Figures at left (detail), Eugène Delacroix, Liberty Leading the People (July 28, 1830), September–December 1830, oil on canvas, 260 x 325 cm (Musée du Louvre, Paris)
Figures at left (detail), Eugène Delacroix, Liberty Leading the People (July 28, 1830), September–December 1830, oil on canvas, 260 x 325 cm (Musée du Louvre, Paris)

A revolution for everyone

But if the female figure represents an allegory, those who surround her represent different types of people. The man on the far left holds a briquet (an infantry saber commonly used during the Napoleonic Wars). His clothing—apron, working shirt, and sailor’s trousers—identify him as a factory worker, a person in the lower end of the economic ladder. His other attire identifies his revolutionary leanings. The handkerchief around his waist, that secures a pistol, has a pattern similar to that of the Cholet handkerchief, a symbol used by François Athannase de Charette de la Contrie, a Royalist solider who led an ill-fated uprising against the First Republic, the government established as a result of the French Revolution. The white cockade and red ribbon secured to his beret also identify his revolutionary sensibilities.

This factory worker provides a counterpoint to the younger man beside him who is clearly of a different economic status. He wears a black top hat, an open-collared white shirt and cravat, and an elegantly tailored black coat. Rather than hold a military weapon like his older brother-in-arms, he instead grasps a hunting shotgun. These two figures make clear that this revolution is not just for the economically downtrodden, but for those of affluence, too.

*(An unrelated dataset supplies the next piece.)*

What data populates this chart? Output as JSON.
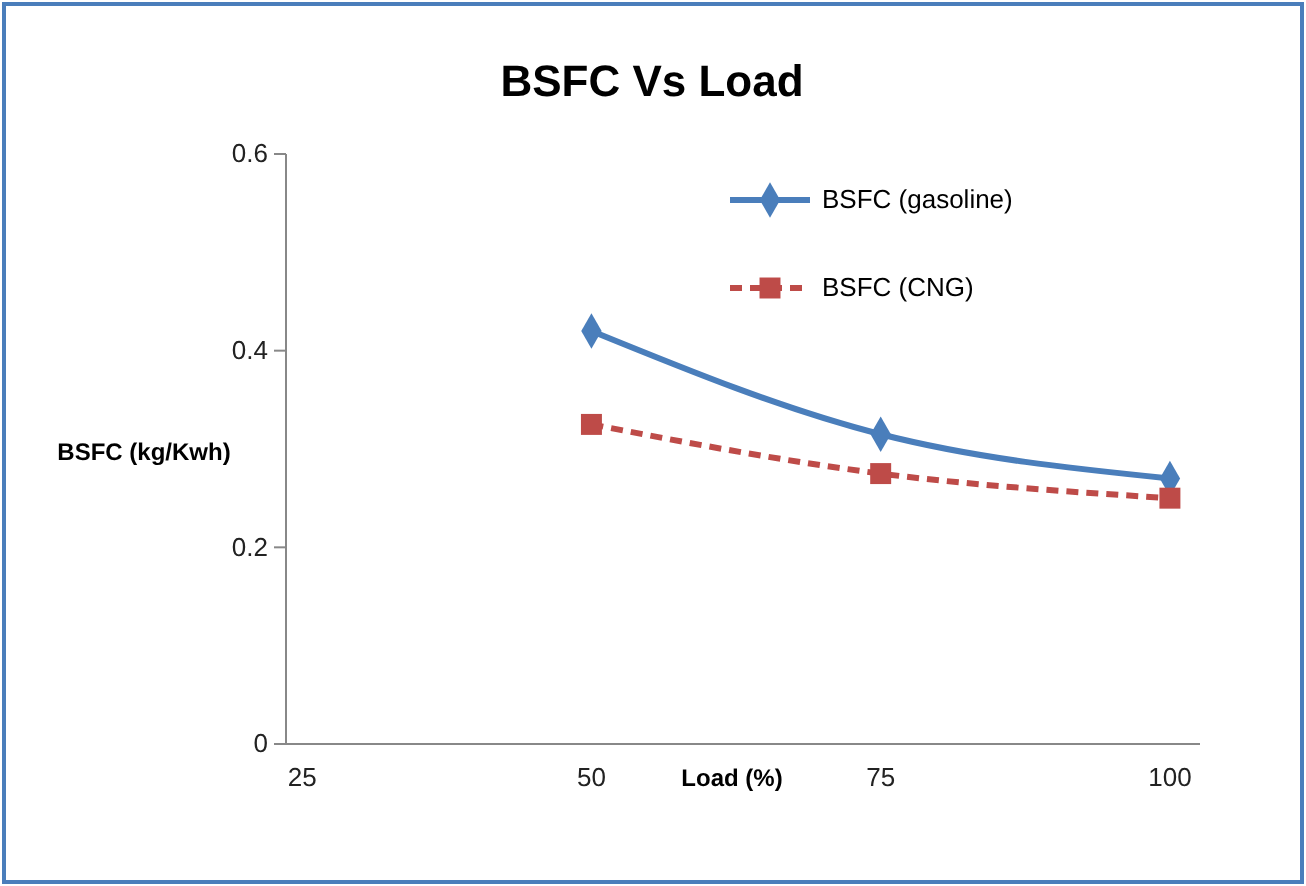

Left: fallen adolescent, and right, Boy wielding two pistols (detail), Eugène Delacroix, Liberty Leading the People, oil on canvas, September–December, 1830 (exhibited and purchased by the state from the Salon of 1831) 2.6 x 3.25m (Louvre, Paris)
Left: fallen adolescent, and right, Boy wielding two pistols (detail), Eugène Delacroix, Liberty Leading the People, oil on canvas, September–December, 1830 (exhibited and purchased by the state from the Salon of 1831) 2.6 x 3.25m (Louvre, Paris)

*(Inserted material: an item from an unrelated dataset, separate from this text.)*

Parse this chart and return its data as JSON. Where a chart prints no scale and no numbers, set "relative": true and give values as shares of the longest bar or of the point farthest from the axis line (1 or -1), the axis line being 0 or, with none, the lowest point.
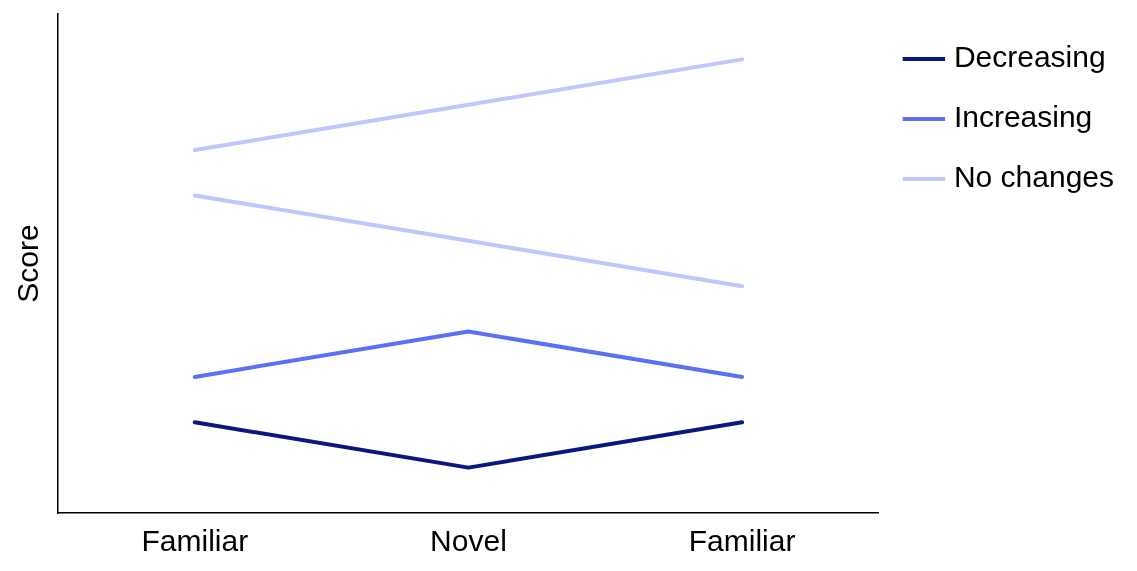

This revolution is not only for the adults—two young boys can be identified among the insurgents. On the left, a fallen adolescent who wears a light infantry bicorne and holds a short saber, struggles to regain his footing amongst the piled cobblestones that make up a barricade. The more famous of the pair, however, is on the right side of the painting (image, right). Often thought to be the visual inspiration for Hugo’s character of Gavroche in Les Misérables, this boy wildly wields two pistols. 

Paris (detail), Eugène Delacroix, Liberty Leading the People, oil on canvas, September–December, 1830 (exhibited and purchased by the state from the Salon of 1831) 2.6 x 3.25m (Louvre, Paris)
Paris (detail), Eugène Delacroix, Liberty Leading the People, oil on canvas, September–December, 1830 (exhibited and purchased by the state from the Salon of 1831) 2.6 x 3.25m (Louvre, Paris)

 Notre Dame, perhaps the defining architectural monument of Paris (at least until the Eiffel Tower arrived at the end of the nineteenth century) can be clearly seen on the right side of the painting. Importantly, Delacroix signed and dated his painting immediately underneath this monument.[1]